📍 30. Cold

1.9K 183 86
                                    

Mulmed / Al-waqiah - Ustadz Zain Abu Kautsar.

Dengerin ya, adem banget denger suaranya.💖

Tolong bantu tandai kalo ada typo, okey 😉
.
.
.
.

     Di ranjang king size bersprei abu-abu itu terbaring seorang lelaki dengan perban di pelipisnya. Nampak pula luka-luka memar, luka ringan, hingga luka yang lumayan berat di lengan dan rahangnya. Di sisi ranjang, nampak pula seorang pria tengah baya duduk sembari menatap putra satu-satunya itu sendu.

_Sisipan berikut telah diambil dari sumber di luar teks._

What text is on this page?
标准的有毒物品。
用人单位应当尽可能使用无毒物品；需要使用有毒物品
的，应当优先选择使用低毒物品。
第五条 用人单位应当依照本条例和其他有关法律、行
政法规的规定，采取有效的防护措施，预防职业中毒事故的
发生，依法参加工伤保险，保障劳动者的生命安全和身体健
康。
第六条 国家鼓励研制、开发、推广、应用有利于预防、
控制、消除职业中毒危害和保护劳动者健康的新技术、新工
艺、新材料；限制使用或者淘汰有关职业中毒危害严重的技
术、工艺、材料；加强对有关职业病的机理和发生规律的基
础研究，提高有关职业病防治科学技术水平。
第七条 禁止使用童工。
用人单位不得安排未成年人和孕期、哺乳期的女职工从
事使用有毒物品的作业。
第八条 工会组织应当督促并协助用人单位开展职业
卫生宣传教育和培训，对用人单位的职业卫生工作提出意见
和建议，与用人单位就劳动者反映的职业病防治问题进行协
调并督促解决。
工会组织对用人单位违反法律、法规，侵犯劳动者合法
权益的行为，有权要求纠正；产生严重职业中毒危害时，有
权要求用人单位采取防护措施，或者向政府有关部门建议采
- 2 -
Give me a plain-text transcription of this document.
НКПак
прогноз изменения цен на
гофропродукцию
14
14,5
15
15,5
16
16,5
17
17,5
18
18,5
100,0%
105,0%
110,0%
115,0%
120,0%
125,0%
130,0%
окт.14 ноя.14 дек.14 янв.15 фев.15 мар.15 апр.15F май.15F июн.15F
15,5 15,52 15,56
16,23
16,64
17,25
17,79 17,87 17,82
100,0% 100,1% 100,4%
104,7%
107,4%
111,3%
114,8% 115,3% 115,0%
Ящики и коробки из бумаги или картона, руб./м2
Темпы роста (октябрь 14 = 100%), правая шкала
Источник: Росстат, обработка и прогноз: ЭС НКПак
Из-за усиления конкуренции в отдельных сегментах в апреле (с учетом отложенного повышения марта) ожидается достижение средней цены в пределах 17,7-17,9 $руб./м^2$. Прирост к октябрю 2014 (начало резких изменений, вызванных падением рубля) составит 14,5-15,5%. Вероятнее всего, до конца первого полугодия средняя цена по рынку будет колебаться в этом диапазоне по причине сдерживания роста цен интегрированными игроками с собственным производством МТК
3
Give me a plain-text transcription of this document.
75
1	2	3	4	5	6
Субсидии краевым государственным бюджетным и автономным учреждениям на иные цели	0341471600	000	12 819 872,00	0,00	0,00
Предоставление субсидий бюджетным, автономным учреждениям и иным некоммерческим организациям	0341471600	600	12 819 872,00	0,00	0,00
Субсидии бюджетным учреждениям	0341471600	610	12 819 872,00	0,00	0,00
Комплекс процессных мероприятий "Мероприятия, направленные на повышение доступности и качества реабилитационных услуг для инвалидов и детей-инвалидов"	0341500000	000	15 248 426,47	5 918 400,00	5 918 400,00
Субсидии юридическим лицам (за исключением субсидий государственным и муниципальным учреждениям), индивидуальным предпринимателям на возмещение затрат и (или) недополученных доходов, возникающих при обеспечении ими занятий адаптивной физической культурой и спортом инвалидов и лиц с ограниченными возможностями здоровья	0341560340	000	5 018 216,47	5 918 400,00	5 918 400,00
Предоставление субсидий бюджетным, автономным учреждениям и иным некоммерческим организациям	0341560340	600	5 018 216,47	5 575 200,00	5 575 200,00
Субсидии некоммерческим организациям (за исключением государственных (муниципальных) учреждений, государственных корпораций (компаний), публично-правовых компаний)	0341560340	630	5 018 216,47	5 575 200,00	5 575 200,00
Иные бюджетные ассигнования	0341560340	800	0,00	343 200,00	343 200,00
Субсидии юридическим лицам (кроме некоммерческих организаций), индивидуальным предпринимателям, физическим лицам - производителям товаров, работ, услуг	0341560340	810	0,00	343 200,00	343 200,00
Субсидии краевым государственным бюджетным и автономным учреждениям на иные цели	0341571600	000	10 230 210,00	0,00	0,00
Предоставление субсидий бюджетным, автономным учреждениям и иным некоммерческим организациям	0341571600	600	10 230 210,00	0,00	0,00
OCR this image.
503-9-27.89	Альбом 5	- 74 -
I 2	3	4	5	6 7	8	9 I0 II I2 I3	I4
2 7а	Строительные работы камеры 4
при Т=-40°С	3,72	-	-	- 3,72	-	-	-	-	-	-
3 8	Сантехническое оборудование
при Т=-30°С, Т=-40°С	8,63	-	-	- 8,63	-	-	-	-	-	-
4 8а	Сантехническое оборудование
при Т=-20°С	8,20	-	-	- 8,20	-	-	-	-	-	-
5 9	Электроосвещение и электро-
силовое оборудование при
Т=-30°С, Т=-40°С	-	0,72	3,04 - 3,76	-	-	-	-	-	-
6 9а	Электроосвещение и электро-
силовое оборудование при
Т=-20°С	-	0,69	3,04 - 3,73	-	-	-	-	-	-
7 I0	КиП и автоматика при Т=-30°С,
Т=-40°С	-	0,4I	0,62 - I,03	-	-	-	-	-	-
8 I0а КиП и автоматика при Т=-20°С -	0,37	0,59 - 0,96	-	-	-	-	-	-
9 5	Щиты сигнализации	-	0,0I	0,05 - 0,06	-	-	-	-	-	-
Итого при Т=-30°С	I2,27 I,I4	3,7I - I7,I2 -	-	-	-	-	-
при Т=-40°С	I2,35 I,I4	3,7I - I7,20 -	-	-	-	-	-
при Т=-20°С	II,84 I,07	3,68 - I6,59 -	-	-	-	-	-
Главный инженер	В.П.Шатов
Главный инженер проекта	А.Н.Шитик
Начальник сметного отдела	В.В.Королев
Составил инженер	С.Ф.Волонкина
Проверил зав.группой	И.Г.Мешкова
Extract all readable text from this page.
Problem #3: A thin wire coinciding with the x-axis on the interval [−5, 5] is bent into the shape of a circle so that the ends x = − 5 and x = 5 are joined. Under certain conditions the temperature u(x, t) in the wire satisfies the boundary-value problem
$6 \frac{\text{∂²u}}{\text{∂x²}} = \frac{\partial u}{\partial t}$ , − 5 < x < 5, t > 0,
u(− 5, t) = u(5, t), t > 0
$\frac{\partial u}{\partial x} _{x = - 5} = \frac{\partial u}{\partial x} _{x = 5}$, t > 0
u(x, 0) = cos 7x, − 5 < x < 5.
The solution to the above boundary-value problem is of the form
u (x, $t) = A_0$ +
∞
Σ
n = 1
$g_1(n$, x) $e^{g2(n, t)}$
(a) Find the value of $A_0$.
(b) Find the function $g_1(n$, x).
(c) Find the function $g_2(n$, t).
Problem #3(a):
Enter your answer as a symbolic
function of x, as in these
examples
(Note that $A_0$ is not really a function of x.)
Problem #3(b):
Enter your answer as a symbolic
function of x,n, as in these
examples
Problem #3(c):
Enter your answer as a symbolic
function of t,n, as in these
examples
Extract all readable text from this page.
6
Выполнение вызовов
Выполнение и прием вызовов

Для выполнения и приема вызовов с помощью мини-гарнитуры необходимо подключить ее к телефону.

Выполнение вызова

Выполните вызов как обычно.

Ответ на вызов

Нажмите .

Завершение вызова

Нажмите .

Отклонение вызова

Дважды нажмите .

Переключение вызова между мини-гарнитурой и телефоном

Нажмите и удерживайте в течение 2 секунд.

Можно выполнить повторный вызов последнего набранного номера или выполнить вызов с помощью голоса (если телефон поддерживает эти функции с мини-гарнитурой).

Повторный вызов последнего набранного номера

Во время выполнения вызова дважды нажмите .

     Raga lelaki itu nampak seperti orang yang sedang tertidur lelap. Deru napasnya teratur, terlihat begitu damai dalam tidurnya. Efek obat bius yang dokter berikan berlaku selama 8 jam. Dan sudah lebih dari 8 jam itu pula, Raga belum menunjukkan tanda-tanda akan segera sadar.

     Begitu mendapat kabar bahwa Raga mengalami kecelakaan, Candra segera terbang dari Semarang ke Jogja. Anggaplah selama ini dirinya terlihat tidak peduli pada Raga. Namun, dirinya tetaplah seorang ayah yang menyayangi anaknya. Apalagi Raga anak satu-satunya. Ia tidak bisa memaafkan dirinya sendiri jika terjadi sesuatu pada Raga.

     Suara jarum jam yang terus bergerak terdengar di keheningan. Candra menatap Raga lamat-lamat sembari tersenyum samar. Selama ini dirinya terus mengabaikan Raga. Bahkan tidak berpikir sekalipun apakah Raga baik-baik saja dengan semua kondisi ini. Kenangan pahit di masa lalu, dan kini dirinya pun tetap tidak bisa menjadi sosok figur ayah yang baik. Candra menunduk dalam sembari mengusap wajah kasar. "Saya ayah yang buruk. Maafin papa."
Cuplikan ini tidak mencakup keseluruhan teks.